Date of Conferral





Public Policy and Administration


Olivia Yu


There is little academic research that examines whether there are differences between the ways probation officers and community members perceive the use of force on juvenile offenders. Failure to understand the differences in these perceptions negatively affected a probation department in California, which failed to address public concerns regarding the use of force in the juvenile hall, which resulted in a consent decree and a costly financial settlement. Using socialization theory as the foundation, the purpose of this study was to understand if there is a statistically significant difference between probation officers and civilians regarding their perceptions of use of force against juvenile offenders.

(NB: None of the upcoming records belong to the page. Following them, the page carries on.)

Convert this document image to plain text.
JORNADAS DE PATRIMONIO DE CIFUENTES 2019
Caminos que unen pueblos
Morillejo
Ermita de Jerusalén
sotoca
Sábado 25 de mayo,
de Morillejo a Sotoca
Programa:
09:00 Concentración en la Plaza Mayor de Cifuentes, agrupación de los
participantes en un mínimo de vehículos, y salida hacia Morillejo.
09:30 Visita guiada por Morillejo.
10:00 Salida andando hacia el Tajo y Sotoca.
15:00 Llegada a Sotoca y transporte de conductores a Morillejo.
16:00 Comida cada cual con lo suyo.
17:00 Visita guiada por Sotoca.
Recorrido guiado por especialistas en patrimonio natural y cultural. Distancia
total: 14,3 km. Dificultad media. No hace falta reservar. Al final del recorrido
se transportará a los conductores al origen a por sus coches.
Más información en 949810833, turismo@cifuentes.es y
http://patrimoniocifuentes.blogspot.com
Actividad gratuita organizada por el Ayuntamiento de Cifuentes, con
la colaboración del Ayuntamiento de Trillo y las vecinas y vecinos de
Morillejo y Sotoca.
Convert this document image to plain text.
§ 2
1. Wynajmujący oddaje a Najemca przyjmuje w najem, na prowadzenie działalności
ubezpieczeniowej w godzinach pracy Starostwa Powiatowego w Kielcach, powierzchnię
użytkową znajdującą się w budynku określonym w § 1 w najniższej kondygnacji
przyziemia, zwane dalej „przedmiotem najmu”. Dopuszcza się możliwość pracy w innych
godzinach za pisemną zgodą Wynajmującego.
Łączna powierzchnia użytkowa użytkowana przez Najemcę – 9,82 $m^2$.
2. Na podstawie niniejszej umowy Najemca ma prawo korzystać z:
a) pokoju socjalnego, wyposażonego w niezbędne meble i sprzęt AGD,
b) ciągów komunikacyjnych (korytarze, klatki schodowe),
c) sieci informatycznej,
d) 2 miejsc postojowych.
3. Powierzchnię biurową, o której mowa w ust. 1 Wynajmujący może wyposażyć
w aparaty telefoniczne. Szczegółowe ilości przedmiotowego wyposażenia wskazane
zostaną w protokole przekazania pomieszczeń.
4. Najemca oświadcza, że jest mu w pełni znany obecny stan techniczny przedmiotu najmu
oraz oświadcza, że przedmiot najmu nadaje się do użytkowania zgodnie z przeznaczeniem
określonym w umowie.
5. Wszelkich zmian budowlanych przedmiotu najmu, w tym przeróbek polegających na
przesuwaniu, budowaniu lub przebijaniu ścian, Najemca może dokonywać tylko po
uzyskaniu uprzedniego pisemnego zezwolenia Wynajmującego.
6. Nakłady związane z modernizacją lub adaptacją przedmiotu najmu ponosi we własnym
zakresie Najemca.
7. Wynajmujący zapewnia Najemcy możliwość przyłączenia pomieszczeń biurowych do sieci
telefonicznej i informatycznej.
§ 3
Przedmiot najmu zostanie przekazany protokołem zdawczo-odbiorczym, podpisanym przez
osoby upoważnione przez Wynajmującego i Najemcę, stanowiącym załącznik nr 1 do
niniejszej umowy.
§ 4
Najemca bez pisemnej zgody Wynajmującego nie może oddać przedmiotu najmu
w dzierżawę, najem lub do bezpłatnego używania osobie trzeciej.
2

Data were collected from a nonprobability sample of probation officers (n = 71) and community members (n = 125) in a Northern California community through an online survey that featured 5 scenarios of escalating behavior from a juvenile offender. Respondents were asked to evaluate whether the use of force was appropriate or excessive for each scenario. Data were analyzed using an independent samples t test and chi-square tests of independence. Findings indicated that, overall, there is a statistically significant difference in the perception of use of force between the 2 groups (p <. -4.04). Specifically, community members are more likely to have a lower threshold of tolerance for use of force than probation officers in 3 of the 5 scenarios in the survey. The positive social change implications of this study include recommendations to probation departments in California for enhanced collaboration and training with community members to better understand the expectations of each group related to use of force and the treatment of juvenile offenders.